建立瞭一類具有一般Logistic死亡率和標準傳染率的SIRS傳染病模型, 在脈遲免疫接種條件下, 利用離散動力繫統的頻閃映射方法, 得到瞭繫統的無病週期解. 運用Floquet乘子理論和脈遲微分方程比較定理, 證明瞭該週期解的全跼漸近穩定性, 併穫得瞭繫統一緻持續生存的條件. 結果錶明, 為瞭阻止疾病流行, 需要選擇恰噹的脈遲接種率和脈遲免疫接種週期.
건립료일류구유일반Logistic사망솔화표준전염솔적SIRS전염병모형, 재맥충면역접충조건하, 이용리산동력계통적빈섬영사방법, 득도료계통적무병주기해. 운용Floquet승자이론화맥충미분방정비교정리, 증명료해주기해적전국점근은정성, 병획득료계통일치지속생존적조건. 결과표명, 위료조지질병류행, 수요선택흡당적맥충접충솔화맥충면역접충주기.

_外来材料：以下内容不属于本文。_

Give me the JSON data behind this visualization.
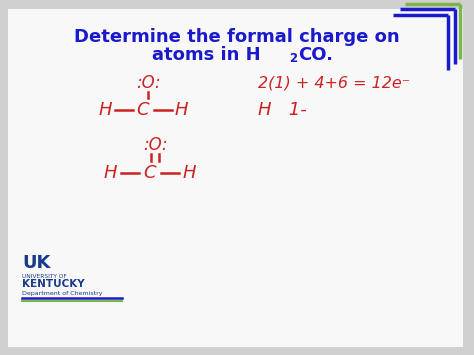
{
  "bg_color": "#d0d0d0",
  "panel_color": "#f8f8f8",
  "title_line1": "Determine the formal charge on",
  "title_color": "#1a1acc",
  "handwriting_color": "#cc2222",
  "border_blue": "#1a1acc",
  "border_green": "#7ab648",
  "uk_blue": "#1a3a8a",
  "eq_text": "2(1) + 4+6 = 12e-",
  "h1_label": "H   1-"
}
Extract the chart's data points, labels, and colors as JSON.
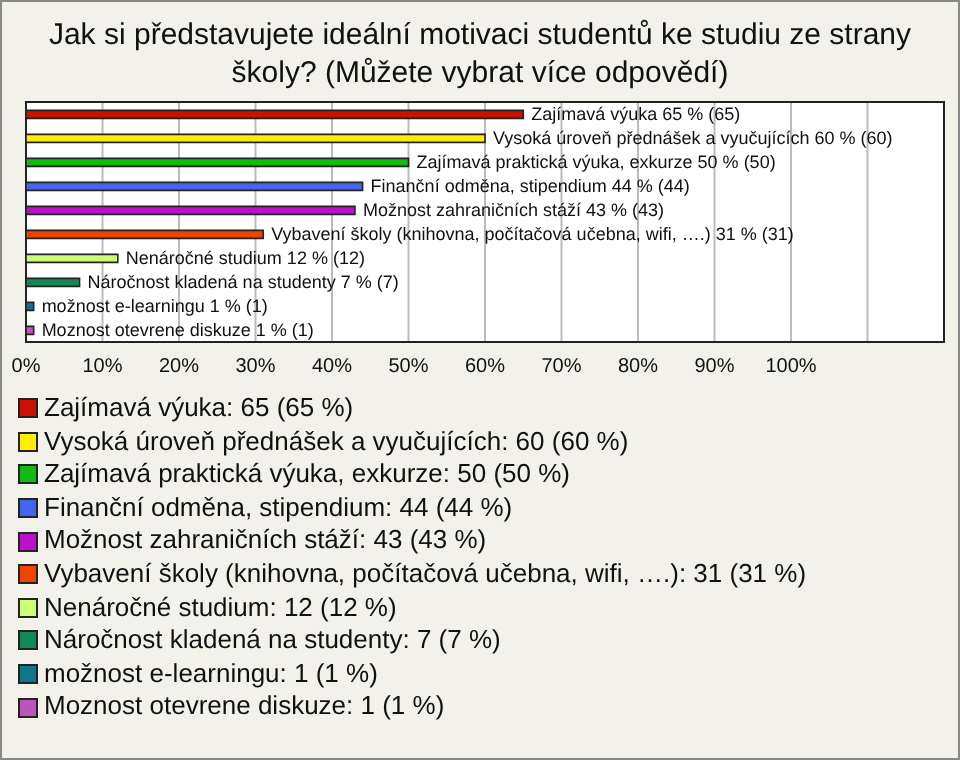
{
  "chart_data": {
    "type": "bar",
    "orientation": "horizontal",
    "title": "Jak si představujete ideální motivaci studentů ke studiu ze strany školy? (Můžete vybrat více odpovědí)",
    "categories": [
      null,
      null,
      null,
      null,
      null,
      null,
      null,
      null,
      null,
      null
    ],
    "values": [
      65,
      60,
      50,
      44,
      43,
      31,
      12,
      7,
      1,
      1
    ],
    "colors": [
      "#cc1100",
      "#ffee00",
      "#11bb11",
      "#4466ee",
      "#bb11cc",
      "#ee4400",
      "#ccff77",
      "#118855",
      "#117788",
      "#bb55bb"
    ],
    "value_labels": [
      "Zajímavá výuka 65 % (65)",
      "Vysoká úroveň přednášek a vyučujících 60 % (60)",
      "Zajímavá praktická výuka, exkurze 50 % (50)",
      "Finanční odměna, stipendium 44 % (44)",
      "Možnost zahraničních stáží 43 % (43)",
      "Vybavení školy (knihovna, počítačová učebna, wifi, ….) 31 % (31)",
      "Nenáročné studium 12 % (12)",
      "Náročnost kladená na studenty 7 % (7)",
      "možnost e-learningu 1 % (1)",
      "Moznost otevrene diskuze 1 % (1)"
    ],
    "annotations": [
      "Zajímavá výuka: 65 (65 %)",
      "Vysoká úroveň přednášek a vyučujících: 60 (60 %)",
      "Zajímavá praktická výuka, exkurze: 50 (50 %)",
      "Finanční odměna, stipendium: 44 (44 %)",
      "Možnost zahraničních stáží: 43 (43 %)",
      "Vybavení školy (knihovna, počítačová učebna, wifi, ….): 31 (31 %)",
      "Nenáročné studium: 12 (12 %)",
      "Náročnost kladená na studenty: 7 (7 %)",
      "možnost e-learningu: 1 (1 %)",
      "Moznost otevrene diskuze: 1 (1 %)"
    ],
    "xlim": [
      0,
      120
    ],
    "xticks": [
      {
        "value": 0,
        "label": "0%"
      },
      {
        "value": 10,
        "label": "10%"
      },
      {
        "value": 20,
        "label": "20%"
      },
      {
        "value": 30,
        "label": "30%"
      },
      {
        "value": 40,
        "label": "40%"
      },
      {
        "value": 50,
        "label": "50%"
      },
      {
        "value": 60,
        "label": "60%"
      },
      {
        "value": 70,
        "label": "70%"
      },
      {
        "value": 80,
        "label": "80%"
      },
      {
        "value": 90,
        "label": "90%"
      },
      {
        "value": 100,
        "label": "100%"
      },
      {
        "value": 110,
        "label": null
      },
      {
        "value": 120,
        "label": null
      }
    ],
    "grid": "x"
  }
}
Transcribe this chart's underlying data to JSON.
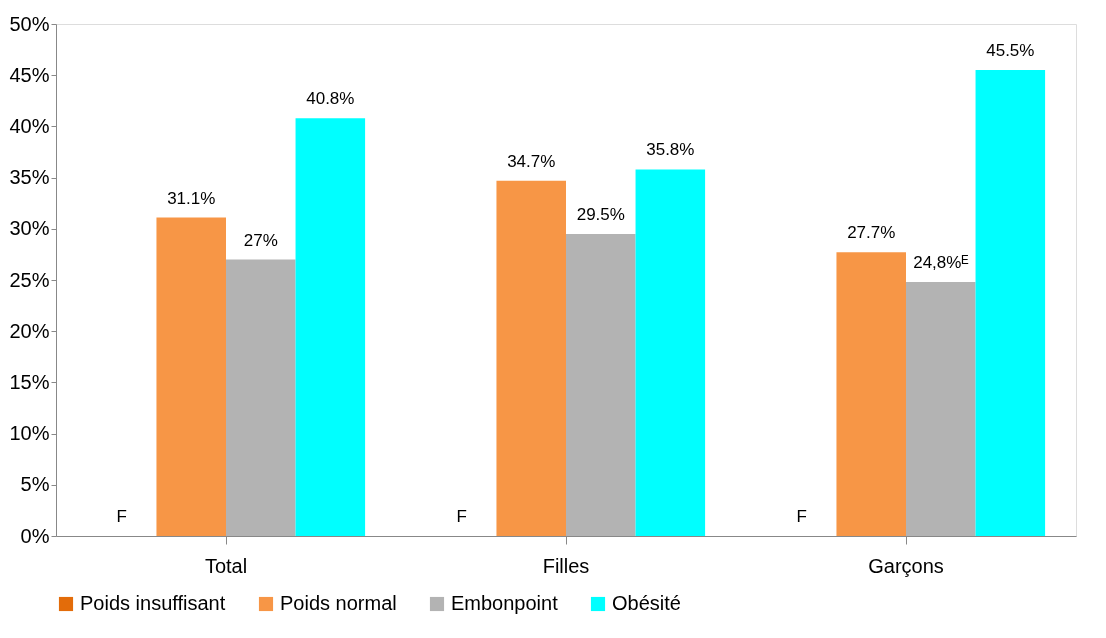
{
  "chart_data": {
    "type": "bar",
    "categories": [
      "Total",
      "Filles",
      "Garçons"
    ],
    "series": [
      {
        "name": "Poids insuffisant",
        "color": "#e36c0a",
        "values": [
          null,
          null,
          null
        ],
        "value_labels": [
          "F",
          "F",
          "F"
        ]
      },
      {
        "name": "Poids normal",
        "color": "#f79646",
        "values": [
          31.1,
          34.7,
          27.7
        ],
        "value_labels": [
          "31.1%",
          "34.7%",
          "27.7%"
        ]
      },
      {
        "name": "Embonpoint",
        "color": "#b3b3b3",
        "values": [
          27,
          29.5,
          24.8
        ],
        "value_labels": [
          "27%",
          "29.5%",
          "24,8%ᴱ"
        ]
      },
      {
        "name": "Obésité",
        "color": "#00ffff",
        "values": [
          40.8,
          35.8,
          45.5
        ],
        "value_labels": [
          "40.8%",
          "35.8%",
          "45.5%"
        ]
      }
    ],
    "ylim": [
      0,
      50
    ],
    "yticks": [
      {
        "value": 0,
        "label": "0%"
      },
      {
        "value": 5,
        "label": "5%"
      },
      {
        "value": 10,
        "label": "10%"
      },
      {
        "value": 15,
        "label": "15%"
      },
      {
        "value": 20,
        "label": "20%"
      },
      {
        "value": 25,
        "label": "25%"
      },
      {
        "value": 30,
        "label": "30%"
      },
      {
        "value": 35,
        "label": "35%"
      },
      {
        "value": 40,
        "label": "40%"
      },
      {
        "value": 45,
        "label": "45%"
      },
      {
        "value": 50,
        "label": "50%"
      }
    ],
    "grid": false,
    "legend": "bottom"
  }
}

An SIRS epidemic model with generalized Logistic death rate and standard incidence was formulated. By use of the discrete dynamical system determined by the stroboscopic map, an "infection-free" periodic solution of the model under impulsive vaccination was obtained. Based on Floquet theory and the comparison theorem of impulsive differential equation, the analysis of global asymptotic stability of the "infection-free" periodic solution was given. And the sufficient condition for the permanence of the system was obtained. The results show that in order to prevent the epidemic disease from generating an endemic, an appropriate vaccination rate and an appropriate vaccination period can be chosen.